Kirkus Reviews QR Code
THE HOMING by John Saul

THE HOMING

by John Saul

Pub Date: Aug. 1st, 1994
ISBN: 0-449-90863-1
Publisher: Ballantine

In his contrived but fast-paced thriller, bestselling novelist Saul (Guardian, 1993) does for insects what Hitchcock's The Birds did for our feathered friends. The action takes place in central California, where a teenage girl running away from home to escape her mother's lecherous boyfriend reinvents herself as Dawn Morningstar en route to Hollywood. She unwisely accepts a ride from a stranger who turns out to be entomologist Carl Henderson, an evil genius who, before Dawn's dreadful death, holds her hostage in the dank basement of his Pleasant Valley home, making her the object of monstrous experiments with bees, scorpions, ants, etc.
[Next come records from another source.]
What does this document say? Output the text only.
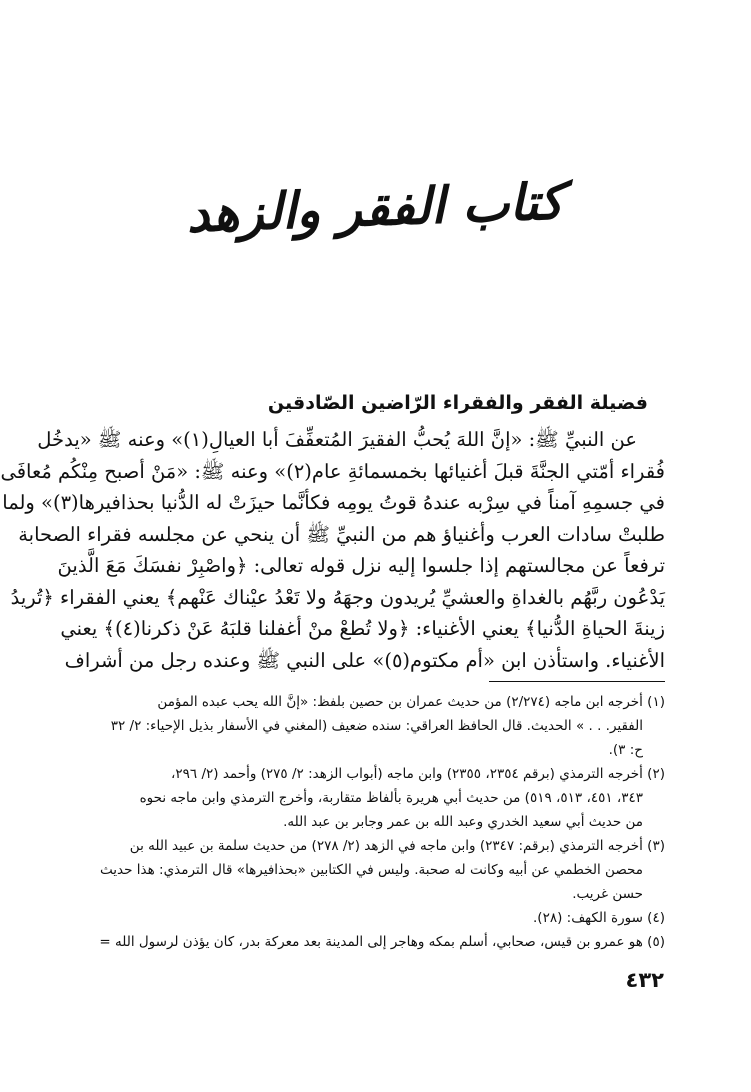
كتاب الفقر والزهد
فضيلة الفقر والفقراء الرّاضين الصّادقين
عن النبيِّ ﷺ: «إنَّ اللهَ يُحبُّ الفقيرَ المُتعفِّفَ أبا العيالِ(١)» وعنه ﷺ «يدخُل
فُقراء أمّتي الجنَّةَ قبلَ أغنيائها بخمسمائةِ عام(٢)» وعنه ﷺ: «مَنْ أصبح مِنْكُم مُعافَى
في جسمِهِ آمناً في سِرْبه عندهُ قوتُ يومِه فكأنَّما حيزَتْ له الدُّنيا بحذافيرها(٣)» ولما
طلبتْ سادات العرب وأغنياؤ هم من النبيِّ ﷺ أن ينحي عن مجلسه فقراء الصحابة
ترفعاً عن مجالستهم إذا جلسوا إليه نزل قوله تعالى: ﴿واصْبِرْ نفسَكَ مَعَ الَّذينَ
يَدْعُون ربَّهُم بالغداةِ والعشيِّ يُريدون وجهَهُ ولا تَعْدُ عيْناك عَنْهم﴾ يعني الفقراء ﴿تُريدُ
زينةَ الحياةِ الدُّنيا﴾ يعني الأغنياء: ﴿ولا تُطعْ منْ أغفلنا قلبَهُ عَنْ ذكرنا(٤)﴾ يعني
الأغنياء. واستأذن ابن «أم مكتوم(٥)» على النبي ﷺ وعنده رجل من أشراف
(١) أخرجه ابن ماجه (٢/٢٧٤) من حديث عمران بن حصين بلفظ: «إنَّ الله يحب عبده المؤمن
الفقير. . . » الحديث. قال الحافظ العراقي: سنده ضعيف (المغني في الأسفار بذيل الإحياء: ٢/ ٣٢
ح: ٣).
(٢) أخرجه الترمذي (برقم ٢٣٥٤، ٢٣٥٥) وابن ماجه (أبواب الزهد: ٢/ ٢٧٥) وأحمد (٢/ ٢٩٦،
٣٤٣، ٤٥١، ٥١٣، ٥١٩) من حديث أبي هريرة بألفاظ متقاربة، وأخرج الترمذي وابن ماجه نحوه
من حديث أبي سعيد الخدري وعبد الله بن عمر وجابر بن عبد الله.
(٣) أخرجه الترمذي (برقم: ٢٣٤٧) وابن ماجه في الزهد (٢/ ٢٧٨) من حديث سلمة بن عبيد الله بن
محصن الخطمي عن أبيه وكانت له صحبة. وليس في الكتابين «بحذافيرها» قال الترمذي: هذا حديث
حسن غريب.
(٤) سورة الكهف: (٢٨).
(٥) هو عمرو بن قيس، صحابي، أسلم بمكه وهاجر إلى المدينة بعد معركة بدر، كان يؤذن لرسول الله =
٤٣٢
At around the same time, widow Karen Spellman travels to Pleasant Valley from Los Angeles with her two daughters, nine-year-old Molly and sullen teenager Julie. Karen is getting hitched to her high school sweetheart, Russell Owen, who owns a farm, some horses, and a barn full of beehives with which Carl has been fooling around on the sly. After Molly nearly dies from a strangely virulent bee sting, Julie investigates, gets assaulted by Carl, and is stung herself while trying to flee. Russell's cranky father, Otto, saves her, but Carl tampers with the experimental antivenin the local clinic gives Julie, hoping it will be lethal. Instead, the chemical compound turns her into a ravenous queen bee host who seduces boys by the bizarre technique of spewing forth a swarm of the buzzing, biting creatures. ``And from Julie's mouth emerged a swirling black cloud, a dark and writhing mist that split instantly into dozens of serpentine tongues...and curled around Jeff Larkin's head like tentacles,'' writes Saul with characteristic hyperbole. His excessive style will never win him any literary prizes, but it's creepily compelling. A skillful manipulation of primal fears about the natural world and the corruption of innocence.